Ce 10 février Donald Trump prenait la parole dans le cadre des primaires du parti républicain en Caroline du Sud. La réunion publique se déroulait dans la ville de Conway, petite pour les États-Unis puisqu'elle ne compte que 30 000 habitants. Il est cependant à craindre, ou peut-être à espérer, que son discours, même s'il devait être tenu plus ou moins occulté en Europe ait de plus grandes répercussions...
L'ancien président et futur candidat a réitéré en effet les déclarations qu'il avait développées alors qu'il représentait son pays face aux alliés de l'OTAN. Il s'adressait alors, non pas aux électeurs conservateurs d'un ancien territoire de la Confédération sudiste, mais à Angela Merkel, Ursula von der Leyen, Emmanuel Macron et tutti quanti. "Ne croyez pas que nous vous défendrons si vous êtes attaqués" leur aurait-il assené en privé, propos confirmé d'ailleurs d'après divers témoignages. Pour faire court : il inciterait même Poutine ou ses successeurs à une agression contre les pays qui devaient de l'argent à l'alliance militaire. Il "encouragerait" donc la Russie "à faire tout ce qu’elle veut".
Il n'a bien sûr pas précisé s'il avait jamais eu véritablement l'intention de donner suite à une telle menace, ni ce que cela signifierait pour l'avenir de l'alliance. C'est sur celle-ci, rappelons-le, que la plupart des Européens comptent pour garantir la sécurité du Vieux Continent.
En 2021, un Michel Barnier répondait assez intelligemment à des nostalgiques du gaullisme désireux de construire, sans l'OTAN, une défense européenne. Ancien membre de la Commission, négociateur du Brexit, il disait "savoir ce qu'il faut changer à Bruxelles". Or, il observait que 21 États-Membres de l'Union européenne étaient membres de l'alliance. Il lui semblait donc peu réaliste de préjuger de leur ralliement à un tel projet. Or, depuis, la Suède et la Finlande, neutres jusqu'alors, ont demandé d'adhérer au pacte de 1949, portant le nombre à 23 sur 27. Quant à la Grande-Bretagne, il demeure assez clair qu'elle ne conçoit pas non plus sa défense en dehors de ses liens privilégiés avec Washington.
Réitéré comme argument électoral, confirmé par l'attitude des élus républicains au Congrès, et quoique désagréable à l'oreille des nos dirigeants, l'avertissement de Trump pourrait se révéler salutaire.
En dehors même de son contexte budgétaire actuel, en débat outre-Atlantique à la Chambre des représentants, la question fondamentale pourrait être formulée ainsi : l'Europe des 27 compte 447 millions d'habitants et pèse 17 800 milliards de dollars de produit intérieur brut ; les États-Unis, 335 millions de ressortissants paraissent certes économiquement un peu plus riches avec 25 300 milliards de dollars.

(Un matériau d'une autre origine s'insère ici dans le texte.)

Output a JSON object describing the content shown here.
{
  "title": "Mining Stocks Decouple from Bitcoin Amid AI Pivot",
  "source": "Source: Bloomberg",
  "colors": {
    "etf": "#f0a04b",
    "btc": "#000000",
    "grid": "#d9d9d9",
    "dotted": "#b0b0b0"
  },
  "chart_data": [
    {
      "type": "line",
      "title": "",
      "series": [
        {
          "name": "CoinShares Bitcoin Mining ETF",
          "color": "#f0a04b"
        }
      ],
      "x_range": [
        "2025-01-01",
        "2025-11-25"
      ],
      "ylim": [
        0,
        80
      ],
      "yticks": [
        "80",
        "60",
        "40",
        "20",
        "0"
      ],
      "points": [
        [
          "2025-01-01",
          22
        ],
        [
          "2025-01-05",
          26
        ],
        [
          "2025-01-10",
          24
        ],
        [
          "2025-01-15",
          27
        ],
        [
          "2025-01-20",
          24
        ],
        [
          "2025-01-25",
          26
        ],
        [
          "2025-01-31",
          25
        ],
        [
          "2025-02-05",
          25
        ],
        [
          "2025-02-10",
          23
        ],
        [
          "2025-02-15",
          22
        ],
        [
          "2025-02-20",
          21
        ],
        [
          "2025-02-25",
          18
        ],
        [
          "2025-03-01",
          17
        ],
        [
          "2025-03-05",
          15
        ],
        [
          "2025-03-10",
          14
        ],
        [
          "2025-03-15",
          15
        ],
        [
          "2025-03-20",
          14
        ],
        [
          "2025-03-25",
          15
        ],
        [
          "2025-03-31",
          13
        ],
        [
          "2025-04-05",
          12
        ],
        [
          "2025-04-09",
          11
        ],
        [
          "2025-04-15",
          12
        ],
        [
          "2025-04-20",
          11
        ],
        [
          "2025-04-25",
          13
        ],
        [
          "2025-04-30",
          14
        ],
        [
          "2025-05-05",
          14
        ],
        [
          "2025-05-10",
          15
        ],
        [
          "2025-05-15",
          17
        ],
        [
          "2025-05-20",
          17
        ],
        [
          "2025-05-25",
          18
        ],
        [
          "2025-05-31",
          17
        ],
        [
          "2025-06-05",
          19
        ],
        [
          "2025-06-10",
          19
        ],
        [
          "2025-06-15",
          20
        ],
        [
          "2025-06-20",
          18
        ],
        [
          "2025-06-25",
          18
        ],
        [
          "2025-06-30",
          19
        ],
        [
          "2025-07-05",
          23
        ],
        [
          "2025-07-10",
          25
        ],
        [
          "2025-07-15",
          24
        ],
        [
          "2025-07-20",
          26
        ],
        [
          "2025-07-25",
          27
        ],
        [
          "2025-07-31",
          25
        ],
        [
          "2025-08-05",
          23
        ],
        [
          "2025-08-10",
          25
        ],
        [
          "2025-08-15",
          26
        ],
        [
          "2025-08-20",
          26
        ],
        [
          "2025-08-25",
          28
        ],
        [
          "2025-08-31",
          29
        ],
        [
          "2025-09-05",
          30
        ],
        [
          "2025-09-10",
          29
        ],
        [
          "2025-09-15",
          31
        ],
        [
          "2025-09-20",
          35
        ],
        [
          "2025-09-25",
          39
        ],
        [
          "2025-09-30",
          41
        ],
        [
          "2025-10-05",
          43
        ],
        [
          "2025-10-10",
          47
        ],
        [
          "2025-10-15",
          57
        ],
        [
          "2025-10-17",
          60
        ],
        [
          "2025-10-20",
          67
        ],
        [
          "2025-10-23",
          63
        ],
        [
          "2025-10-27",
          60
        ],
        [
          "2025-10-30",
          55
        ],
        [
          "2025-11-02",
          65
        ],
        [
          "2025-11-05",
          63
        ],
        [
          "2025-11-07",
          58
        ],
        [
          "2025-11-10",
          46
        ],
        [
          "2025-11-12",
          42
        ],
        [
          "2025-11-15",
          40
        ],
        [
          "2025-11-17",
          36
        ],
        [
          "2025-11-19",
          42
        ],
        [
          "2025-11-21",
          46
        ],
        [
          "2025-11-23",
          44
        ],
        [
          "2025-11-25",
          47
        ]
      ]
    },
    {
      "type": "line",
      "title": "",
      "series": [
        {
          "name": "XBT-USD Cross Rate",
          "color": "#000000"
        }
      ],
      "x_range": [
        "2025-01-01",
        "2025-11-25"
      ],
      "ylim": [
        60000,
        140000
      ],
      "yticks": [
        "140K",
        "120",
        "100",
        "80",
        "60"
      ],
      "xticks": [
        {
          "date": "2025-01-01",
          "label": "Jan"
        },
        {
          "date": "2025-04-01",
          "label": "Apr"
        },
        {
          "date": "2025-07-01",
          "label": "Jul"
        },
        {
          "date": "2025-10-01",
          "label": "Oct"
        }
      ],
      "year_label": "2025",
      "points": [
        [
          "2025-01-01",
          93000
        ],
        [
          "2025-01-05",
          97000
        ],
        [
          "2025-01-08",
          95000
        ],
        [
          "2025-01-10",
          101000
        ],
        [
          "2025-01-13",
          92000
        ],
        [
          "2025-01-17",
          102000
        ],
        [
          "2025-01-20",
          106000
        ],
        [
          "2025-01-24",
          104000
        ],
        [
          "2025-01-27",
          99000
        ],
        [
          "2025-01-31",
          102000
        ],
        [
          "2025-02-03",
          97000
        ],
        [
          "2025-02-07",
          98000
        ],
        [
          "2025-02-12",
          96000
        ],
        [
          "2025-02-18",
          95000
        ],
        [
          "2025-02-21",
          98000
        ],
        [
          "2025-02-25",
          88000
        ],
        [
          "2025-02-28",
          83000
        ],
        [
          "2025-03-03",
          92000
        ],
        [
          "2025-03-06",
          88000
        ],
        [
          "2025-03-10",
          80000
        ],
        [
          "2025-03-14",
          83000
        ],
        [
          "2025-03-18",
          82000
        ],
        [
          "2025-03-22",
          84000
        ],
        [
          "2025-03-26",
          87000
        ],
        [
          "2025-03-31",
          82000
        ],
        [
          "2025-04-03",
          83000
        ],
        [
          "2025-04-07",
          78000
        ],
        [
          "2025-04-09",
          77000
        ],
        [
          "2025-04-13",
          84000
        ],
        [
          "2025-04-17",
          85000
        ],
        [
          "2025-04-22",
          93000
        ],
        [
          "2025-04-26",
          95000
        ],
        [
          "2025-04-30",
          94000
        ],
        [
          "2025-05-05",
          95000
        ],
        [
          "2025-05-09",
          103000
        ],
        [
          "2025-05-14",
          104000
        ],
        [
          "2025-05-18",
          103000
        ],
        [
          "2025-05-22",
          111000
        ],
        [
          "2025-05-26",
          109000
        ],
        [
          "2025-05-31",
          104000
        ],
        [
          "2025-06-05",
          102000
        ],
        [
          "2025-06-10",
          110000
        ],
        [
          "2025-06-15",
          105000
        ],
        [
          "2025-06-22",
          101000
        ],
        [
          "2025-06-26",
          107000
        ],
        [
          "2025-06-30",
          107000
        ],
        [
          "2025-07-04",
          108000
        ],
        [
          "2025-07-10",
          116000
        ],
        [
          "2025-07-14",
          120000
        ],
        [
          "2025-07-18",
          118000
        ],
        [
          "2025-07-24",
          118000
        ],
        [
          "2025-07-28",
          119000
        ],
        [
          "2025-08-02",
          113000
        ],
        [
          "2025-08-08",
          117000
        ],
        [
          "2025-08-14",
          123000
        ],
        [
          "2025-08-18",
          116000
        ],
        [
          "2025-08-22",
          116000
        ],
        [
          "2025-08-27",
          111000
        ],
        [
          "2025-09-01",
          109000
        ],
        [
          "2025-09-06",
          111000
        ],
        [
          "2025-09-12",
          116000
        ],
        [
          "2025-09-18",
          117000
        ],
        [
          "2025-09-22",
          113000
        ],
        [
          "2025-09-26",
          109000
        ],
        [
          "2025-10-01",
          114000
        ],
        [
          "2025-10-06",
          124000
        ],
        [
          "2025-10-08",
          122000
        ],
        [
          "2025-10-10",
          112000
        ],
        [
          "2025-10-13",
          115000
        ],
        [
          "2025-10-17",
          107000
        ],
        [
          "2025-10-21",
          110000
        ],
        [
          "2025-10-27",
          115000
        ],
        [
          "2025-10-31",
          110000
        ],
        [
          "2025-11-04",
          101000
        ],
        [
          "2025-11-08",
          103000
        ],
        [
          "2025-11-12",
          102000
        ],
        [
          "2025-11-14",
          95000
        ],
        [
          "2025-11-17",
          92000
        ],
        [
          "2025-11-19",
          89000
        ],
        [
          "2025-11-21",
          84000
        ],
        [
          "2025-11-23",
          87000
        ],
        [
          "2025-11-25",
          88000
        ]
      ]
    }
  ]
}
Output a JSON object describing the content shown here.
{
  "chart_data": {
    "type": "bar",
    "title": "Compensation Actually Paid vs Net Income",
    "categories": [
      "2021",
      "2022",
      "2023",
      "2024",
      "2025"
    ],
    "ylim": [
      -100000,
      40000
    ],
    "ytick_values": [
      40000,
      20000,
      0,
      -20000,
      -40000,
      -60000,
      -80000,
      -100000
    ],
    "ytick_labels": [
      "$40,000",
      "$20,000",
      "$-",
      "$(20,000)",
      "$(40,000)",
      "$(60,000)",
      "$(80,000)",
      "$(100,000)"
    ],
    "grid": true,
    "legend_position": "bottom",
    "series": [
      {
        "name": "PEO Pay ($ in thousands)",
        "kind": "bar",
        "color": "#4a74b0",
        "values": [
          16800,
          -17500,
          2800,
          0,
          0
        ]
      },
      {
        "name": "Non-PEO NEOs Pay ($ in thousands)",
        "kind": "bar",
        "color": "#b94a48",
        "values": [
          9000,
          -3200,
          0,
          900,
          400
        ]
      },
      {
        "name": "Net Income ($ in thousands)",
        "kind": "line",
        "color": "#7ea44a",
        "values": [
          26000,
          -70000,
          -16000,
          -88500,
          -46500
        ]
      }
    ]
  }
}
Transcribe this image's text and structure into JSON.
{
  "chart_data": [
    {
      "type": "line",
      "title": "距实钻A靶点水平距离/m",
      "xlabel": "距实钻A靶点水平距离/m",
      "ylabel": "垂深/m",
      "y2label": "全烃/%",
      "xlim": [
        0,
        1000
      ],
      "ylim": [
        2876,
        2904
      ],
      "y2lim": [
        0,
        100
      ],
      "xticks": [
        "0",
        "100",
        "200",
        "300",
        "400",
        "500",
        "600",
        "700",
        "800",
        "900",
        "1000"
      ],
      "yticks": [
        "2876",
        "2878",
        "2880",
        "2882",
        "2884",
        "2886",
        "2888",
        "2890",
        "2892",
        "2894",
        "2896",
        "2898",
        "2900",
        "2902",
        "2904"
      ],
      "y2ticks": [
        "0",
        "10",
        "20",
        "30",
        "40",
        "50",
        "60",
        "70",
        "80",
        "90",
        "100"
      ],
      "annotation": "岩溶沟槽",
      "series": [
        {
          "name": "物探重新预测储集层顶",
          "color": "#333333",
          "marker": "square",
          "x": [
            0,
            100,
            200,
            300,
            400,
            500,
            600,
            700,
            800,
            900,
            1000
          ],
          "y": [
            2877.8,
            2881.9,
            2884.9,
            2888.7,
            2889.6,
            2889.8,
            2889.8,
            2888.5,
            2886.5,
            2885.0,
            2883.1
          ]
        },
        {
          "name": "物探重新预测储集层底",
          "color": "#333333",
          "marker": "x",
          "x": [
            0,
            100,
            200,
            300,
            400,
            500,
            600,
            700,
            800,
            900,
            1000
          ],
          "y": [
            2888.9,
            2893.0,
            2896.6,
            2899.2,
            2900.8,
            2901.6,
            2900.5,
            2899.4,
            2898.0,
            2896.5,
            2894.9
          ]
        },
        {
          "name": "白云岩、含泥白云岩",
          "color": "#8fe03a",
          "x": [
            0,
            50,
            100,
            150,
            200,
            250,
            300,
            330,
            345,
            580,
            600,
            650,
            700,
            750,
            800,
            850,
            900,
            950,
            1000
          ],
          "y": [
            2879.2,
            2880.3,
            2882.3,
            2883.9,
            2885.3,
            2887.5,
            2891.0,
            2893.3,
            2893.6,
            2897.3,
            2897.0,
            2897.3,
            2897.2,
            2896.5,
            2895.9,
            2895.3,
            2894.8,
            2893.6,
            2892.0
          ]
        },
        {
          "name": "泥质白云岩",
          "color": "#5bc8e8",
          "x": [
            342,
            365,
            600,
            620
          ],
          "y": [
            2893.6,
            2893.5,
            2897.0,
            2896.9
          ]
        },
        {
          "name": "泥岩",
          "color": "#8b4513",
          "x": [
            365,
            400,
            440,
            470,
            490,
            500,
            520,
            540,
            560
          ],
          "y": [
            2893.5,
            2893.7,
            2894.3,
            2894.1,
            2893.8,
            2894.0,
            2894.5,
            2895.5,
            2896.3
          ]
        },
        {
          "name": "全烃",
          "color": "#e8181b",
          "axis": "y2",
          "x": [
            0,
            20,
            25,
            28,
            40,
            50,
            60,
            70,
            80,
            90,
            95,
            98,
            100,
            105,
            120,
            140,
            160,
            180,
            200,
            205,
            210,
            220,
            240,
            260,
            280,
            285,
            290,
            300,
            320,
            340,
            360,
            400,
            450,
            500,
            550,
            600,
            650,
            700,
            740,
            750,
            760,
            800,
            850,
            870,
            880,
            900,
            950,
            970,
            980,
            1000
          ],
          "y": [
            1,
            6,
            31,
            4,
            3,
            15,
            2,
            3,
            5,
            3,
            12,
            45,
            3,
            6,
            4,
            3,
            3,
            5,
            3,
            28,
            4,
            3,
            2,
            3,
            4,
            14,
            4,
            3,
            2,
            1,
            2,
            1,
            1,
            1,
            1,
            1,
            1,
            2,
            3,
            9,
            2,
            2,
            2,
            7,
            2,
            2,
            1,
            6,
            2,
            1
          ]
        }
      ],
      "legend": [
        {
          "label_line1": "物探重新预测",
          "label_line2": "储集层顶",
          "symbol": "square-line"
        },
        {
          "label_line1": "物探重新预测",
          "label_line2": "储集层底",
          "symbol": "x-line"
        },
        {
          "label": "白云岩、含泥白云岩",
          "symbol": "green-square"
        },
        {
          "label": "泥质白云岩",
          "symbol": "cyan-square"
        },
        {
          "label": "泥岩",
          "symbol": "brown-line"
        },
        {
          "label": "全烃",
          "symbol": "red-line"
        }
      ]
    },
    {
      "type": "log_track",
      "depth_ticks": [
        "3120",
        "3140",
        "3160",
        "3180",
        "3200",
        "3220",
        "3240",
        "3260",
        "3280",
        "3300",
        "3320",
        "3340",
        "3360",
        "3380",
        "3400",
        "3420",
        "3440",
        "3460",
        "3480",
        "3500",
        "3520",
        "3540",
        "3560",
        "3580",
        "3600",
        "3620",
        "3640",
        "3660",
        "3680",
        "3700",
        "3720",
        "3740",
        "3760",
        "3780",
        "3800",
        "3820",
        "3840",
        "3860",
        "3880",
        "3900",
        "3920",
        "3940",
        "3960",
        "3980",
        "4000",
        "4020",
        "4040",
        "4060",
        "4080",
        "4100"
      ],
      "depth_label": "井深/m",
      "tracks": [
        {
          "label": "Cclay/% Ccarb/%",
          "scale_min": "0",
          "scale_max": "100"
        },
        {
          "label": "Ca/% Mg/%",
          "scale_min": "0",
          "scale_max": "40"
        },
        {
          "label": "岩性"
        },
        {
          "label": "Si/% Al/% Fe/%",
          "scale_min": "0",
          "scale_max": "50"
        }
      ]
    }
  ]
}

Qu'est-ce qui nous condamne à la situation de "protégés", incapables de nous comporter en véritables alliés ?
La réponse tient aux investissements militaires que nos dirigeants se montrent pratiquement tous incapables de réaliser, attendant tous une plus grande popularité électorale et médiatique du fait ou de la perspective de dépenses dites sociales, de la gabegie administrative et des subventions de toutes sortes, plutôt que des budgets de défense.
En gros, les USA y consacrent 5 % de leur PIB, la plupart des Européens moins de 2 %, trois pays faisant exception, l'Estonie, la Grèce et la Pologne. Se sachant aux premières loges en cas de danger, les opinions publiques y sont plutôt demandeuses de plus d'armée.
En France on n'y consacre que 1,94 % du PIB mais on se gargarise trop souvent de l'illusion trompeuse de se situer au premier rang de l'effort militaire européen. Depuis le discours du chancelier Scholz du 27 février 2022 ce n'est évidemment plus vrai et les déconvenues africaines devraient également ouvrir les yeux sur la trahison de la Macronie. En 2022 encore le gouvernement se proposait d'atteindre 2 % du PIB... à l'horizon 2025. Pas plus que les autres cette promesse ne sera sans doute tenue. Elle reste, de toute manière, inférieure au seuil probablement indispensable de 3 %. Rappelons qu'en 1960, le monde entier investissait 6 % dans des dépenses militaires et la croissance occidentale n'en souffrait pas.
L'urgence rappelée brutalement par Trump correspond aussi à son désir de se défendre face à la Chine communiste dans l'Océan Pacifique et de pouvoir se désengager en Europe. Tirons en les leçons avant qu'il ne soit trop tard.
Ce 11 février 2024 on aurait pu commémorer le 79e anniversaire des accords de Yalta. Il serait temps d'en sortir.